The terminology here is less important than the liquid’s function. Salt, as the curing process has taught us, removes water from meats; it does the same thing in a brine—at least at first. But when meat is soaked for several hours, the salt begins to penetrate muscle-cell walls. As Robert L. Wolke, professor emeritus of chemistry at the University of Pittsburgh, noted in a Washington Post column a few years ago, when brining birds was all the rage among home chefs, “those salt ions make the meat’s protein molecules bind water more tightly, so more water is attracted into the cells. Voila! More juice.” Unlike the water from a cooling bath, this moisture is here to stay.

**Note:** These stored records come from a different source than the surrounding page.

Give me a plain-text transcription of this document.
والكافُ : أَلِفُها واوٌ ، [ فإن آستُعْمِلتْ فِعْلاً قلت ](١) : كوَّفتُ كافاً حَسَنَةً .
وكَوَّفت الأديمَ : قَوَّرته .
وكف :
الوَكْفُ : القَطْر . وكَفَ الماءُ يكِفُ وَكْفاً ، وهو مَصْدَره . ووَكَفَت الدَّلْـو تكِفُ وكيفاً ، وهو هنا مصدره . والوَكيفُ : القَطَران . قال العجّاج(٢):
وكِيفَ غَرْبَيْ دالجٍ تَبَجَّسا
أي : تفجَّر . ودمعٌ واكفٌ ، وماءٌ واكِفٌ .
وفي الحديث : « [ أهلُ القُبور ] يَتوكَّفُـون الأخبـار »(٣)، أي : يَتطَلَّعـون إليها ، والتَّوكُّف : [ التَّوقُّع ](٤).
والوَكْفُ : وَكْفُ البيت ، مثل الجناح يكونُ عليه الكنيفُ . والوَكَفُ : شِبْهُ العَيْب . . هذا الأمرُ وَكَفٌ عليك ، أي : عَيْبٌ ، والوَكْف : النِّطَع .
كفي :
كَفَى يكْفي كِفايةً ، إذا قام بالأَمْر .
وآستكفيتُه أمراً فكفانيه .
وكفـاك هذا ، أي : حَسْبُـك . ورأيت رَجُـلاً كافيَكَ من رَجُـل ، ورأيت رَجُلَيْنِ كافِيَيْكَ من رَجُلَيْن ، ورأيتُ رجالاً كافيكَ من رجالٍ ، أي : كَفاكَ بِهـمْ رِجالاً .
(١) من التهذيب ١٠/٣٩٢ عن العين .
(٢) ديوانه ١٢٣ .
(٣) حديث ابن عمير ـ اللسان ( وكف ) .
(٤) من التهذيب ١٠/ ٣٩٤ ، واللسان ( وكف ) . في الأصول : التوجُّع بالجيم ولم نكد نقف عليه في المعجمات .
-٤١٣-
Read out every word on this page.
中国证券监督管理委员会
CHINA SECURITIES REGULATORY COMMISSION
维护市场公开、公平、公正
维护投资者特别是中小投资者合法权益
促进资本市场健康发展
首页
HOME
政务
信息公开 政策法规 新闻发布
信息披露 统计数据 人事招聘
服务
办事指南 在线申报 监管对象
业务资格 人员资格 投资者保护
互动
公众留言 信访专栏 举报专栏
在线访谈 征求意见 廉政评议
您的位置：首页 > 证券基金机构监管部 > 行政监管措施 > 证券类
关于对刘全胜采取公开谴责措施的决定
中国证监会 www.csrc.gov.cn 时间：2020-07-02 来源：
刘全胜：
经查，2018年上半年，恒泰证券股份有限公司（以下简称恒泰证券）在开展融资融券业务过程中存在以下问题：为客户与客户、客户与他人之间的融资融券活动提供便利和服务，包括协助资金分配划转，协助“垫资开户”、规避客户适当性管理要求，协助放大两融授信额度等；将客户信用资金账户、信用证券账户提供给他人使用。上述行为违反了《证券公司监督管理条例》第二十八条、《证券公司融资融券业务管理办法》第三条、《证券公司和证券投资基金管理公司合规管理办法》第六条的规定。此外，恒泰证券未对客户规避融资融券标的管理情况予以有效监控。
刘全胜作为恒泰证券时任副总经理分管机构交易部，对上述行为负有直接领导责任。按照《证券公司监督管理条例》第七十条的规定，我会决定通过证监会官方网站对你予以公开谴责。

The Solanos prefer not to talk in detail about their prep practices—even if El Pollo Rico’s chicken spills the secret with every moist, salty bite. Neither Francisco nor his nephew Ivan Solano, who helps run the Arlington location, knows what kind of chickens they buy. Ivan suggests that one of the restaurant’s distributors might know, so I call Holly Poultry in Baltimore, which says that El Pollo Rico purchases lower-priced birds from industrial farmers who follow the standard water-cooling procedures of U.S. producers.
El Pollo Rico’s secret for keeping its chickens juicy seems to be a house-made marinade, which the birds soak in for 24 hours before hitting the charcoal-burning ovens. What’s in it? “We don’t give that away,” says Ivan. But all signs point to a salty marinade that, like Ruta’s, is spiked with herbs and spices. How else to explain the layers of moisture in a factory-farm bird?
It would be rank drama, of course, to suggest that the birds coming out of the ovens at the two restaurants are exactly the same. The skin on Ruta’s chicken is far crisper, its texture closer to the thin, crackly skin of a pan-fried fish. And while Ruta’s Eurocentric bird leans heavy on fresh thyme these days, El Pollo Rico’s South American version tastes of smoke and pepper and oregano. But here’s the thing: The meat of both is moist to the bone.
Some professional chefs, Ruta says, might consider brining something of a cheat. But both of these restaurants juice their birds honestly, not by injecting marinades under the skin like at Pollo Campero. It’s a method that works. It even transforms cheap raw birds into first-class roasted chickens.